I tu mam ostro pod górkę, bo podstawowy kłopot tej produkcji nie polega nawet na tym, że Anglicy mają w swoim dorobku lepsze albumy, tylko na tym, że jest ich dość dużo, zbyt dużo… Strach to przed sobą przyznać, ale A Map Of All Our Failures jawi mi się jako najmniej przekonujący krążek tej wspaniałej kapeli. Może i mam w stosunku do nich absurdalne wymagania (muszę – jak ktoś nagrał „Turn Loose The Swans”" i „The Angel And The Dark River” to stać go na wiele), ale nawet na siłę nie potrafię się tu doszukać naprawdę powalających rozwiązań. Owszem, trafiają się solidne, klasyczne momenty, gdy muzycy Umierającej Narzeczonej przemawiają dźwiękiem jak za najlepszych lat (w „Kneel Till Doomsday”, „A Tapestry Scorned”, „Hail Odysseus” no i może w „Abandoned As Christ”), tylko że jest ich zdecydowanie za mało i giną one osaczone motywami wtórnymi, nudnawymi i pozbawionymi wyrazu.

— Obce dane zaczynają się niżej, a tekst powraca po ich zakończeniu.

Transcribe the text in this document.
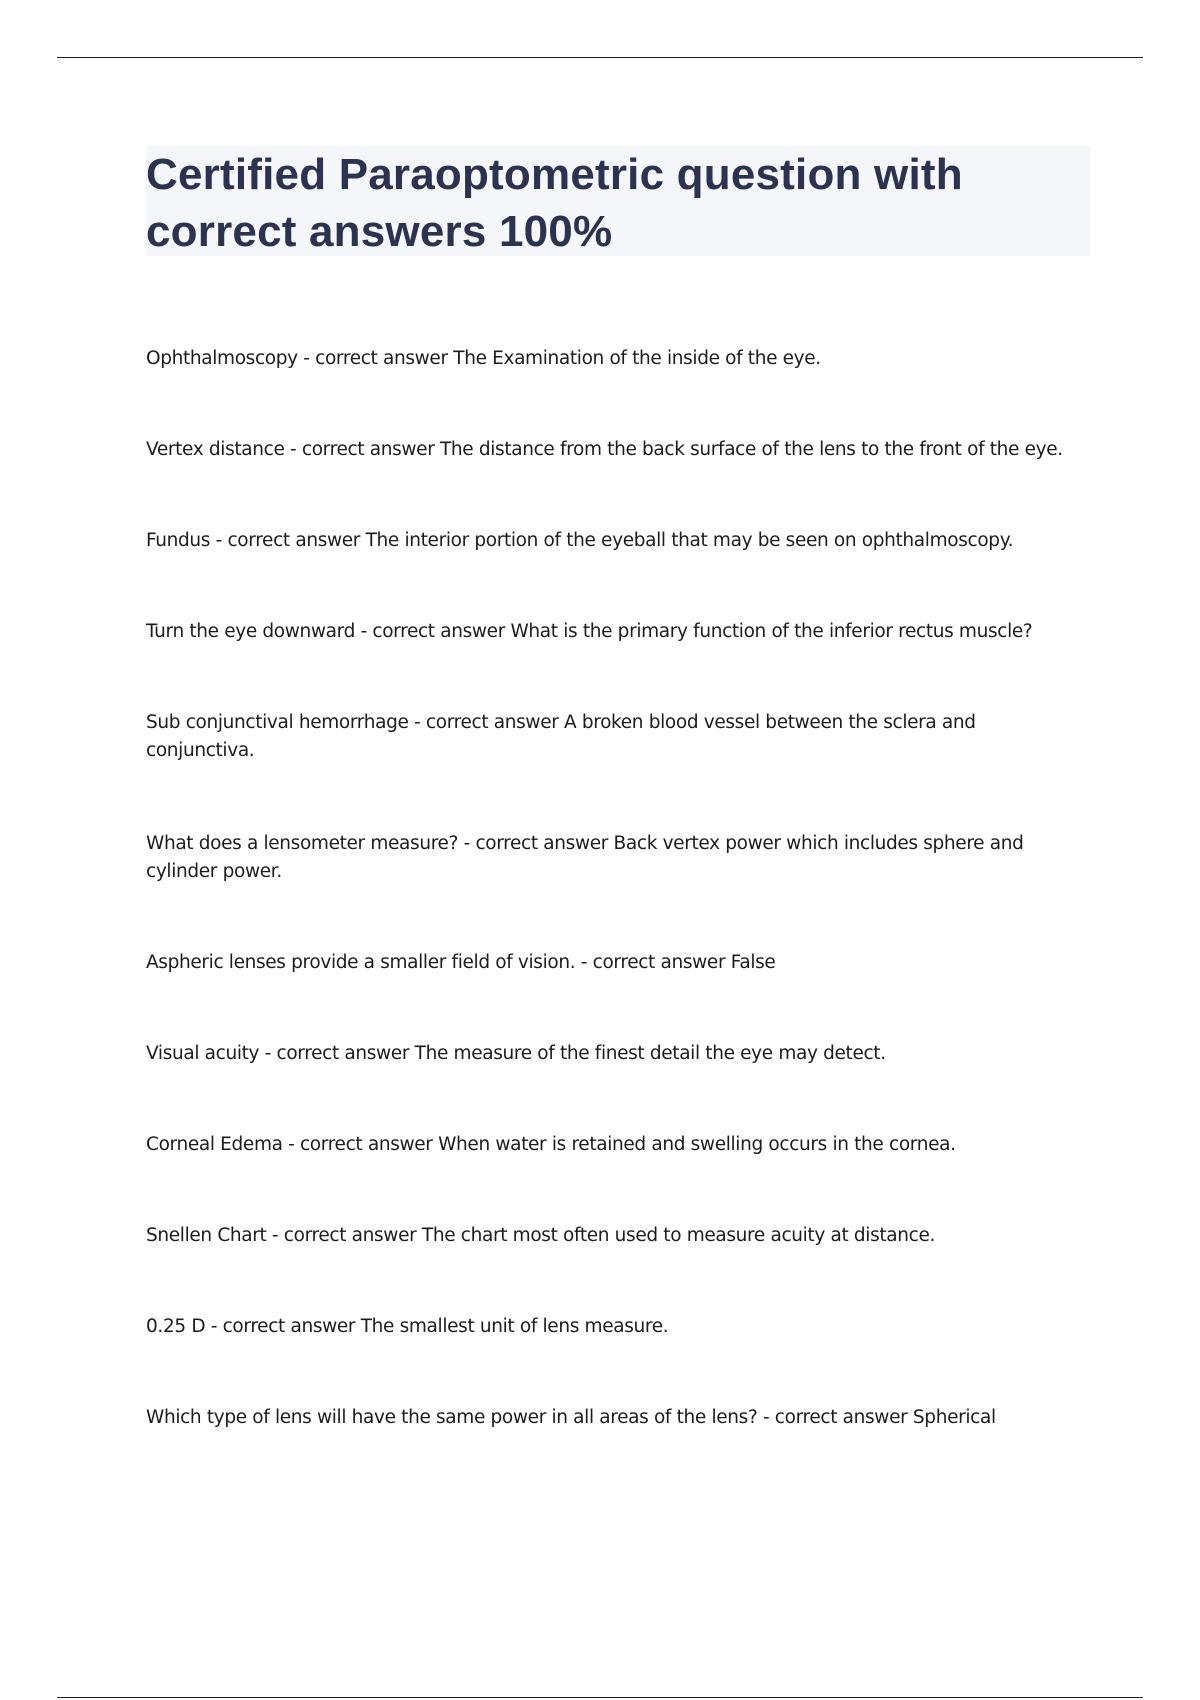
Certified Paraoptometric question with correct answers 100%
Ophthalmoscopy - correct answer The Examination of the inside of the eye.
Vertex distance - correct answer The distance from the back surface of the lens to the front of the eye.
Fundus - correct answer The interior portion of the eyeball that may be seen on ophthalmoscopy.
Turn the eye downward - correct answer What is the primary function of the inferior rectus muscle?
Sub conjunctival hemorrhage - correct answer A broken blood vessel between the sclera and conjunctiva.
What does a lensometer measure? - correct answer Back vertex power which includes sphere and cylinder power.
Aspheric lenses provide a smaller field of vision. - correct answer False
Visual acuity - correct answer The measure of the finest detail the eye may detect.
Corneal Edema - correct answer When water is retained and swelling occurs in the cornea.
Snellen Chart - correct answer The chart most often used to measure acuity at distance.
0.25 D - correct answer The smallest unit of lens measure.
Which type of lens will have the same power in all areas of the lens? - correct answer Spherical
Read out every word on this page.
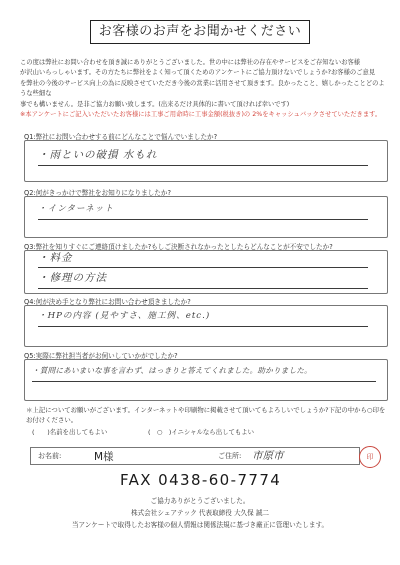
お客様のお声をお聞かせください
この度は弊社にお問い合わせを頂き誠にありがとうございました。世の中には弊社の存在やサービスをご存知ないお客様
が沢山いらっしゃいます。その方たちに弊社をよく知って頂くためのアンケートにご協力頂けないでしょうか?お客様のご意見
を弊社の今後のサービス向上の為に反映させていただき今後の営業に活用させて頂きます。良かったこと、嬉しかったことどのような些細な
事でも構いません。是非ご協力お願い致します。(出来るだけ具体的に書いて頂ければ幸いです)
※本アンケートにご記入いただいたお客様には工事ご用命時に工事金額(税抜き)の 2%をキャッシュバックさせていただきます。
Q1:弊社にお問い合わせする前にどんなことで悩んでいましたか?
・雨といの破損 水もれ
Q2:何がきっかけで弊社をお知りになりましたか?
・インターネット
Q3:弊社を知りすぐにご連絡頂けましたか?もしご決断されなかったとしたらどんなことが不安でしたか?
・料金
・修理の方法
Q4:何が決め手となり弊社にお問い合わせ頂きましたか?
・HPの内容 (見やすさ、施工例、etc.)
Q5:実際に弊社担当者がお伺いしていかがでしたか?
・質問にあいまいな事を言わず、はっきりと答えてくれました。助かりました。
＊上記についてお願いがございます。インターネットや印刷物に掲載させて頂いてもよろしいでしょうか?下記の中から○印を
お付けください。
(　　)名前を出してもよい	(　○　)イニシャルなら出してもよい
お名前:	M様	ご住所: 市原市	印
FAX 0438-60-7774
ご協力ありがとうございました。
株式会社シェアテック 代表取締役 大久保 誠二
当アンケートで取得したお客様の個人情報は関係法規に基づき厳正に管理いたします。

Brak podniety z mojej strony wynika poniekąd z obranego na A Map Of All Our Failures stylu – praktycznie cały album stanowi zwrot w stronę dobijających doomowych brzmień (blasty w „Kneel Till Doomsday” należy traktować jako zmyłkę na początek) oraz surowej formy znanej z debiutu i najgłębszej przeszłości. Koniec końców nie był to chyba najlepszy pomysł, bo otrzymaliśmy muzykę dość jednorodną, pozbawioną porządnej (dawnej) dramaturgii, płaską, zwyczajną…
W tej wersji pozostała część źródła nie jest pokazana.